Rock n’ roll is perhaps at the same stage today as cinema was in the 1970s. From my childhood I remember many of the stars of the so-called Golden Age of Hollywood appear in their dotage on Parkinson. They sat down, told their stories and then one by one their deaths were announced on the evening news. Films were still made, people still went to the cinema, but the romance that had cohered around the medium went with them. Music increasingly feels the same way. Over the last couple of days I’ve heard a few people ask forlornly ‘where are the Bowies of today?’ But there will never be another figure that has the impact of a Bowie, a Dylan or a Madonna. They shaped the terrain, opened up the space that today’s artists perform, that all of us live in.

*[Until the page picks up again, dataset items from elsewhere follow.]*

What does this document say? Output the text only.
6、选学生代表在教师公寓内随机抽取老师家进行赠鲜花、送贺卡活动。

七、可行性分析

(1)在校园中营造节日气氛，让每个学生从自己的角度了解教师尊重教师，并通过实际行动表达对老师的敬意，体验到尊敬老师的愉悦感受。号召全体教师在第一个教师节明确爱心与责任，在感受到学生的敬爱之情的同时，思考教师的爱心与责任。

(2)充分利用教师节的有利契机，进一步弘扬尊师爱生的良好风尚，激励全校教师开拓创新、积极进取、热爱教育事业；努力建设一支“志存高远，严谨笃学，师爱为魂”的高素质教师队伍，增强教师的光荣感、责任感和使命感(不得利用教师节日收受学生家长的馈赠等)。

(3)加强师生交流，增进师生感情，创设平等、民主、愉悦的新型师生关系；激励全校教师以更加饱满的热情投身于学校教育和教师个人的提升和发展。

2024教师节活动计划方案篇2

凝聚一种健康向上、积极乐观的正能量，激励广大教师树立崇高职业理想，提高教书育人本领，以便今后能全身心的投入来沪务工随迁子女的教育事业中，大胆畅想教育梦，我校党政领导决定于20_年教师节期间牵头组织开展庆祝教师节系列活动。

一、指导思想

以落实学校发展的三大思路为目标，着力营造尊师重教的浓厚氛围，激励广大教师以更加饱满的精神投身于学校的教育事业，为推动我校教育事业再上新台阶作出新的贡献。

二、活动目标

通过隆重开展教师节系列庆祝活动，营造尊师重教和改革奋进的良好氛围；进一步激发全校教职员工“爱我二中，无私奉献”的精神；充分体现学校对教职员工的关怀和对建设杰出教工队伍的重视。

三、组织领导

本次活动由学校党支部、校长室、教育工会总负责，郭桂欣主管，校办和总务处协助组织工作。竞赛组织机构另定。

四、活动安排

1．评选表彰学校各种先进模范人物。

It’s highly unlikely that any of today’s Division One stars will be venerated the same way when it’s their turn to go. The difference between (to pick a name at random) Ed Sheeran and Bowie is akin to that between Ray Mears and Magellan. Quite simply, you can’t circumnavigate the globe for the first time twice.
The heroic age of popular music is almost over and soon all we will have left are stories and battered old CDs to pass on to our children. That’s why I’m sad.